Pour corriger cet angle mort profond, il faut un changement fondamental dans la manière dont les agences frontalières et les organisations humanitaires opèrent sur le terrain. La première étape est une refonte des protocoles de triage médical aux points de contrôle migratoire dans le monde entier. Les professionnels de la santé doivent être formés pour interroger de manière proactive et confidentielle les migrants masculins sur les violences sexuelles et les traumatismes corporels. Il faut créer des environnements sûrs où les hommes se sentent assez en sécurité pour révéler ce qui leur est arrivé sans crainte de jugement. De plus, les cadres internationaux de l'asile ont besoin d'une modernisation urgente pour reconnaître explicitement les hommes comme des victimes de violences basées sur le genre. Les agents d'asile doivent être informés des réalités des tactiques d'extorsion des cartels et des passeurs. Ainsi, ils pourront comprendre qu'un jeune homme arrivant à la frontière n'est peut-être pas un opportuniste économique, mais plutôt un survivant de tortures inimaginables fuyant pour sa vie.

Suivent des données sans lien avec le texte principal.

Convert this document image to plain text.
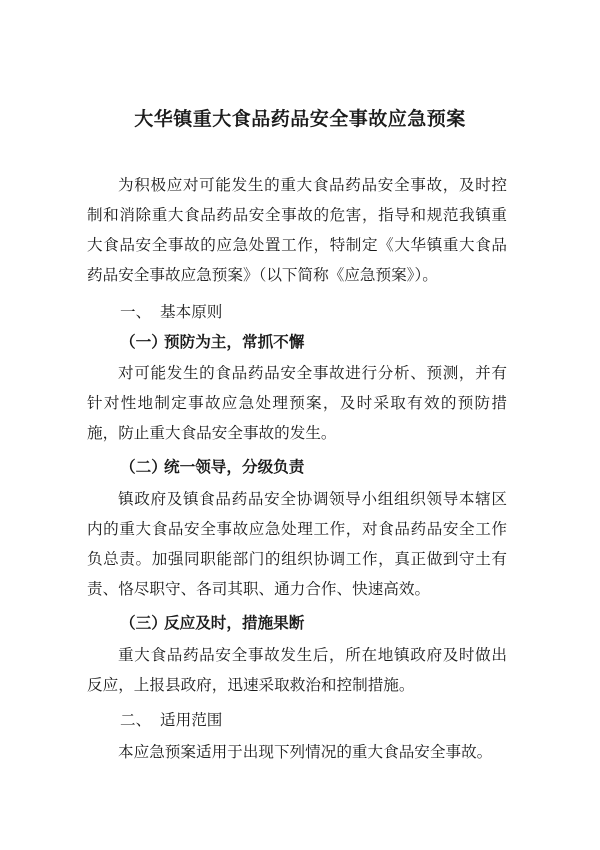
大华镇重大食品药品安全事故应急预案
为积极应对可能发生的重大食品药品安全事故，及时控制和消除重大食品药品安全事故的危害，指导和规范我镇重大食品安全事故的应急处置工作，特制定《大华镇重大食品药品安全事故应急预案》（以下简称《应急预案》）。
一、 基本原则
（一）预防为主，常抓不懈
对可能发生的食品药品安全事故进行分析、预测，并有针对性地制定事故应急处理预案，及时采取有效的预防措施，防止重大食品安全事故的发生。
（二）统一领导，分级负责
镇政府及镇食品药品安全协调领导小组组织领导本辖区内的重大食品安全事故应急处理工作，对食品药品安全工作负总责。加强同职能部门的组织协调工作，真正做到守土有责、恪尽职守、各司其职、通力合作、快速高效。
（三）反应及时，措施果断
重大食品药品安全事故发生后，所在地镇政府及时做出反应，上报县政府，迅速采取救治和控制措施。
二、 适用范围
本应急预案适用于出现下列情况的重大食品安全事故。
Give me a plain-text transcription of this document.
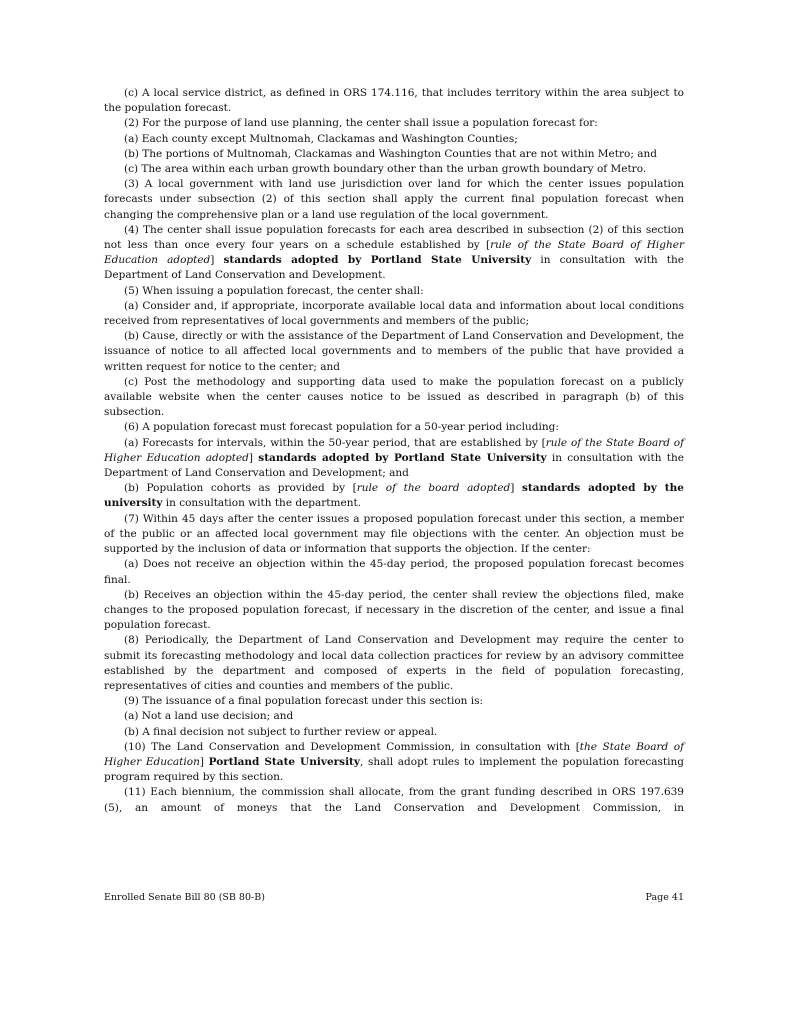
(c) A local service district, as defined in ORS 174.116, that includes territory within the area subject to the population forecast.

(2) For the purpose of land use planning, the center shall issue a population forecast for:

(a) Each county except Multnomah, Clackamas and Washington Counties;

(b) The portions of Multnomah, Clackamas and Washington Counties that are not within Metro; and

(c) The area within each urban growth boundary other than the urban growth boundary of Metro.

(3) A local government with land use jurisdiction over land for which the center issues population forecasts under subsection (2) of this section shall apply the current final population forecast when changing the comprehensive plan or a land use regulation of the local government.

(4) The center shall issue population forecasts for each area described in subsection (2) of this section not less than once every four years on a schedule established by [rule of the State Board of Higher Education adopted] standards adopted by Portland State University in consultation with the Department of Land Conservation and Development.

(5) When issuing a population forecast, the center shall:

(a) Consider and, if appropriate, incorporate available local data and information about local conditions received from representatives of local governments and members of the public;

(b) Cause, directly or with the assistance of the Department of Land Conservation and Development, the issuance of notice to all affected local governments and to members of the public that have provided a written request for notice to the center; and

(c) Post the methodology and supporting data used to make the population forecast on a publicly available website when the center causes notice to be issued as described in paragraph (b) of this subsection.

(6) A population forecast must forecast population for a 50-year period including:

(a) Forecasts for intervals, within the 50-year period, that are established by [rule of the State Board of Higher Education adopted] standards adopted by Portland State University in consultation with the Department of Land Conservation and Development; and

(b) Population cohorts as provided by [rule of the board adopted] standards adopted by the university in consultation with the department.

(7) Within 45 days after the center issues a proposed population forecast under this section, a member of the public or an affected local government may file objections with the center. An objection must be supported by the inclusion of data or information that supports the objection. If the center:

(a) Does not receive an objection within the 45-day period, the proposed population forecast becomes final.

(b) Receives an objection within the 45-day period, the center shall review the objections filed, make changes to the proposed population forecast, if necessary in the discretion of the center, and issue a final population forecast.

(8) Periodically, the Department of Land Conservation and Development may require the center to submit its forecasting methodology and local data collection practices for review by an advisory committee established by the department and composed of experts in the field of population forecasting, representatives of cities and counties and members of the public.

(9) The issuance of a final population forecast under this section is:

(a) Not a land use decision; and

(b) A final decision not subject to further review or appeal.

(10) The Land Conservation and Development Commission, in consultation with [the State Board of Higher Education] Portland State University, shall adopt rules to implement the population forecasting program required by this section.

(11) Each biennium, the commission shall allocate, from the grant funding described in ORS 197.639 (5), an amount of moneys that the Land Conservation and Development Commission, in

Enrolled Senate Bill 80 (SB 80-B)	Page 41
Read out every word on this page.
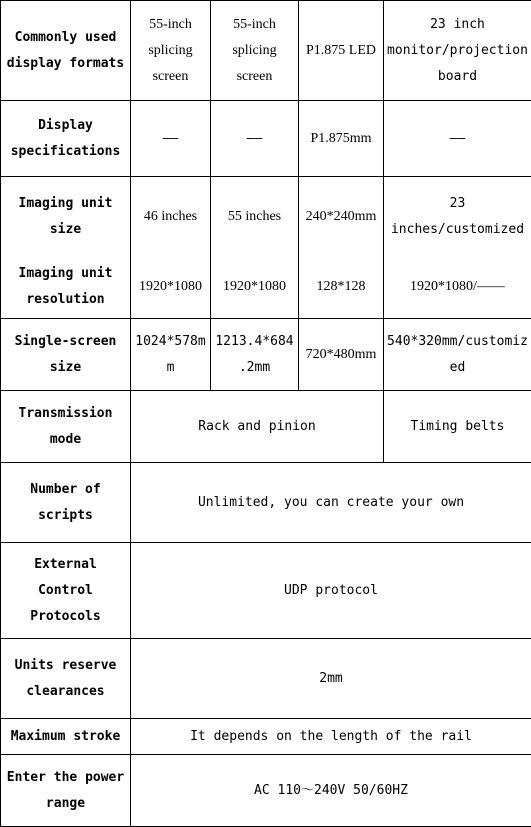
Commonly used display formats	55-inch splicing screen	55-inch splicing screen	P1.875 LED	23 inch monitor/projection board
Display specifications	——	——	P1.875mm	——
Imaging unit size	46 inches	55 inches	240*240mm	23 inches/customized
Imaging unit resolution	1920*1080	1920*1080	128*128	1920*1080/——
Single-screen size	1024*578mm	1213.4*684.2mm	720*480mm	540*320mm/customized
Transmission mode	Rack and pinion			Timing belts
Number of scripts	Unlimited, you can create your own			
External Control Protocols	UDP protocol			
Units reserve clearances	2mm			
Maximum stroke	It depends on the length of the rail			
Enter the power range	AC 110～240V 50/60HZ			
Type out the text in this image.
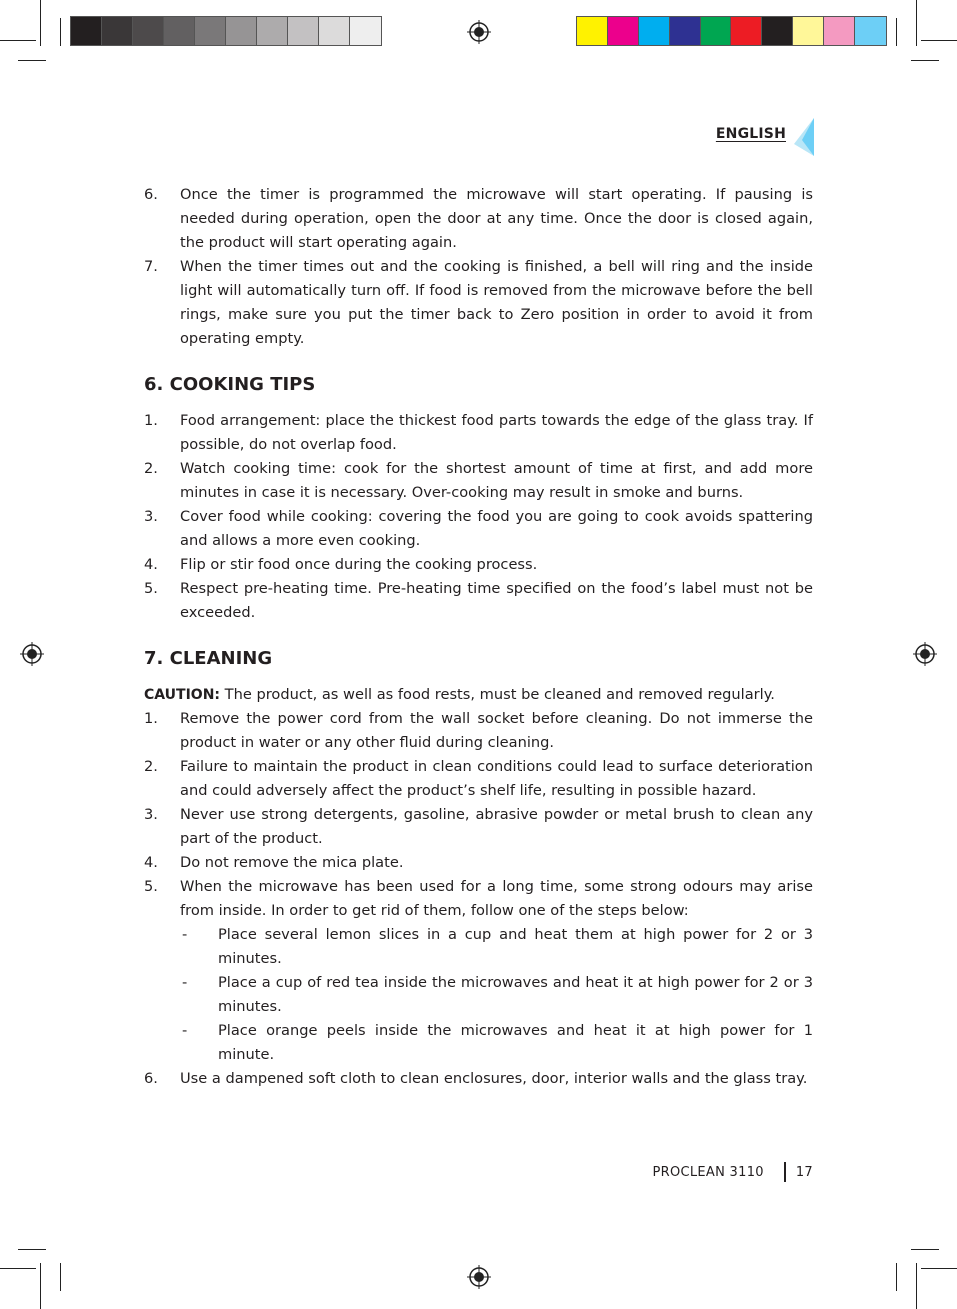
ENGLISH
6.	Once the timer is programmed the microwave will start operating. If pausing is needed during operation, open the door at any time. Once the door is closed again, the product will start operating again.
7.	When the timer times out and the cooking is finished, a bell will ring and the inside light will automatically turn off. If food is removed from the microwave before the bell rings, make sure you put the timer back to Zero position in order to avoid it from operating empty.
6. COOKING TIPS
1.	Food arrangement: place the thickest food parts towards the edge of the glass tray. If possible, do not overlap food.
2.	Watch cooking time: cook for the shortest amount of time at first, and add more minutes in case it is necessary. Over-cooking may result in smoke and burns.
3.	Cover food while cooking: covering the food you are going to cook avoids spattering and allows a more even cooking.
4.	Flip or stir food once during the cooking process.
5.	Respect pre-heating time. Pre-heating time specified on the food’s label must not be exceeded.
7. CLEANING
CAUTION: The product, as well as food rests, must be cleaned and removed regularly.
1.	Remove the power cord from the wall socket before cleaning. Do not immerse the product in water or any other fluid during cleaning.
2.	Failure to maintain the product in clean conditions could lead to surface deterioration and could adversely affect the product’s shelf life, resulting in possible hazard.
3.	Never use strong detergents, gasoline, abrasive powder or metal brush to clean any part of the product.
4.	Do not remove the mica plate.
5.	When the microwave has been used for a long time, some strong odours may arise from inside. In order to get rid of them, follow one of the steps below:
-	Place several lemon slices in a cup and heat them at high power for 2 or 3 minutes.
-	Place a cup of red tea inside the microwaves and heat it at high power for 2 or 3 minutes.
-	Place orange peels inside the microwaves and heat it at high power for 1 minute.
6.	Use a dampened soft cloth to clean enclosures, door, interior walls and the glass tray.
PROCLEAN 3110 17
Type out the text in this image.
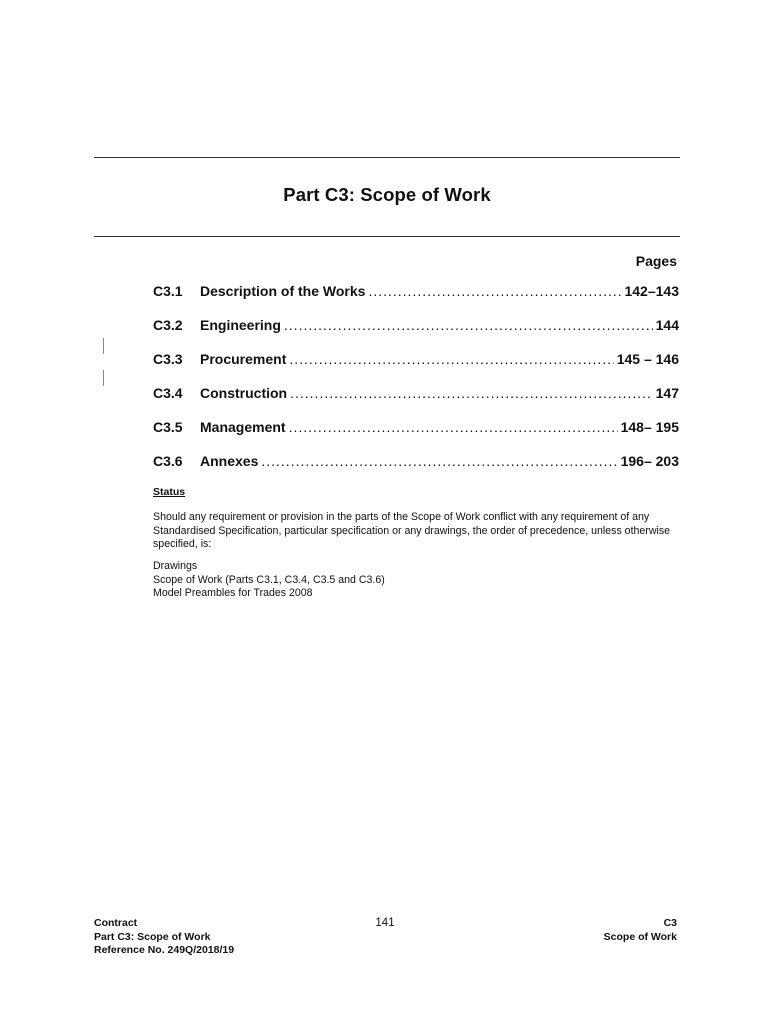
Part C3: Scope of Work
Pages
C3.1	Description of the Works .....	142–143
C3.2	Engineering .....	144
C3.3	Procurement .....	145 – 146
C3.4	Construction .....	147
C3.5	Management .....	148– 195
C3.6	Annexes .....	196– 203
Status
Should any requirement or provision in the parts of the Scope of Work conflict with any requirement of any Standardised Specification, particular specification or any drawings, the order of precedence, unless otherwise specified, is:
Drawings
Scope of Work (Parts C3.1, C3.4, C3.5 and C3.6)
Model Preambles for Trades 2008
Contract
Part C3: Scope of Work
Reference No. 249Q/2018/19
141	C3
Scope of Work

Finalement, pour faire face à cette crise silencieuse, il faut démanteler le mythe tenace de l'invulnérabilité masculine qui obscurcit les débats mondiaux sur la migration. Reconnaître les souffrances physiques et sexuelles extrêmes des migrants masculins ne diminue en rien les dangers bien réels auxquels sont confrontées les femmes et les enfants en chemin. Au contraire, cela complète le tableau douloureux et honnête de ce qu'est la mobilité humaine au XXIe siècle. Tant que le monde continuera de voir les hommes migrants uniquement sous l'angle de la suspicion, les trafiquants d'êtres humains continueront d'exploiter cette obscurité, utilisant un horrible mélange de torture anatomique et de honte sociétale pour les briser. Reconnaître la fragilité commune du corps humain, quel que soit le genre, est le seul moyen de construire un système d'immigration fondé sur une justice réelle plutôt que sur des préjugés aveugles.